La soirée d'étude a commencé par des chants sépharades
en situation de deuil pour demander l'élévation de l'âme
du défunt (îlouï nichmate ha manoa'h).
Le Rav Moché Tsédaqa s'appuie sur l'exemple du Rav Chalom
Messas.
- Nous
pouvons tirer des enseignements majeurs des comportements privilégiés
du Rav Messas, car c'est pour leur importance qu'il les a choisis comme
voie principale.
- Ainsi, celle qui consister à parler avec des mots simples quand
on s'exprime au sujet de la Torah, non pas seulement pour communiquer
avec l'interlocuteur, mais parce que la Torah est pure, vraie, et doit
pouvoir toucher directement. Il disait qu'il a eu des contacts avec
les plus grands dirigeants mais que le vrai contact, celui d'humilité
(anava) c'est avec les livres simples et anciens qui touchent
la vérité.
- Il est dit que, dans le monde d'En-Haut, Avraham notre Père
(avinou), ne séjourne pas dans un lieu de calme et de
repos mais aux portes des lieux difficiles de purification nommés
guéhinom, ainsi du Rav qui avait le souci des membres du peuple
qui étaient en difficulté. Souvent quand on lui parlait
de jouir sa retraite ou de
partir
en vacances, il objectait que des gens en difficultés lui enverraient
des lettres décrivant leurs épreuves et demandant une
décision pour les éclairer.
- En ce
sens, je vois aussi le lieu qu'il a choisi pour sa sépulture.
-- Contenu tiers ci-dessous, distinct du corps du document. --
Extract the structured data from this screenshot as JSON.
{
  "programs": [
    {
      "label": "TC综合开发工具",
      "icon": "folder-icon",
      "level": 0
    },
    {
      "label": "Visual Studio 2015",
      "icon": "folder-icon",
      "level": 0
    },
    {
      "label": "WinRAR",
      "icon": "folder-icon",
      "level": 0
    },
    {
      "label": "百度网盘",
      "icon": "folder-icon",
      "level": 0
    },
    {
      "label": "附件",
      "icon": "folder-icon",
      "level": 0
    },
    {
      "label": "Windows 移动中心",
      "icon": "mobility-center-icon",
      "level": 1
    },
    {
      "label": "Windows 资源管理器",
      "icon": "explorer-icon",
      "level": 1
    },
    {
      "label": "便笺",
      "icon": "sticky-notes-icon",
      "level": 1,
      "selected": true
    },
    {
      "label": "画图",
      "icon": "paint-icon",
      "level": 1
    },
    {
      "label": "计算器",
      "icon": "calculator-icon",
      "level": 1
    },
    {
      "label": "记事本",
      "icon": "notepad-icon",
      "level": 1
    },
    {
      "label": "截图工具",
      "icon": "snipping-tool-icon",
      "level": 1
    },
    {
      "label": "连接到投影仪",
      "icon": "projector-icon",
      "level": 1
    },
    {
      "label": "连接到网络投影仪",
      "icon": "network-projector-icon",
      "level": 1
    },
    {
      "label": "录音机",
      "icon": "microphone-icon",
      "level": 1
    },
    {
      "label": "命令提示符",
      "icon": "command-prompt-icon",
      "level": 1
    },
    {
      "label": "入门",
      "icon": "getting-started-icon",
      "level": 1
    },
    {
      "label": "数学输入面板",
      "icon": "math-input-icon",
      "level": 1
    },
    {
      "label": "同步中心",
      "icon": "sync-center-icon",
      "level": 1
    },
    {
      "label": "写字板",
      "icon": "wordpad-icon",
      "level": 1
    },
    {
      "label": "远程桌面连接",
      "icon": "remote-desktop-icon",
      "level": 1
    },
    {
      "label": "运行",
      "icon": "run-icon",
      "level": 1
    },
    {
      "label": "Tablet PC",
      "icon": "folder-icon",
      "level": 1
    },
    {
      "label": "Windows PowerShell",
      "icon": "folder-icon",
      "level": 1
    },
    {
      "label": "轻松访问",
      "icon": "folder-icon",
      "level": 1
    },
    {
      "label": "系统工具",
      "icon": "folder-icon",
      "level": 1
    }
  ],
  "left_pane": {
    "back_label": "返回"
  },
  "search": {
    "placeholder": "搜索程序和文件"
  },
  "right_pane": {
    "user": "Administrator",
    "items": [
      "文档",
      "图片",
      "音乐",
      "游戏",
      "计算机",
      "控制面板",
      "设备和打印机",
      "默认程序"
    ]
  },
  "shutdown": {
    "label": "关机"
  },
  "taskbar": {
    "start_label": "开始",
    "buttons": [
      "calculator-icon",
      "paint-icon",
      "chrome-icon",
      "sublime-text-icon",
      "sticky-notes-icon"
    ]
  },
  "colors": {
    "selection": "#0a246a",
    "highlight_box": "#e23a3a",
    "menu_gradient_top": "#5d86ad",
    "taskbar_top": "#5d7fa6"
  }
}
Elle est juste à l'entrée à droite près
du parking du cimetière populaire de Guivate Chaoul, non pas
dans un lieu d'isolement élitiste. A un mètre de sa tombe
viennent stationner toutes les familles qui sont en deuil ou qui se
retrouvent pour un anniversaire de deuil. Les souffrances sont présentes,
et le besoin de se réconcilier. Il est là, proche. Il
veille. Il est encore dans la vie de tous et dans la vie quotidienne.
Certes, en ce lieu, il avait choisi une place, comme nous le voyons
ici, près de la tombe d'un tsaddiq, le Rav Mansour Ben Chimeone.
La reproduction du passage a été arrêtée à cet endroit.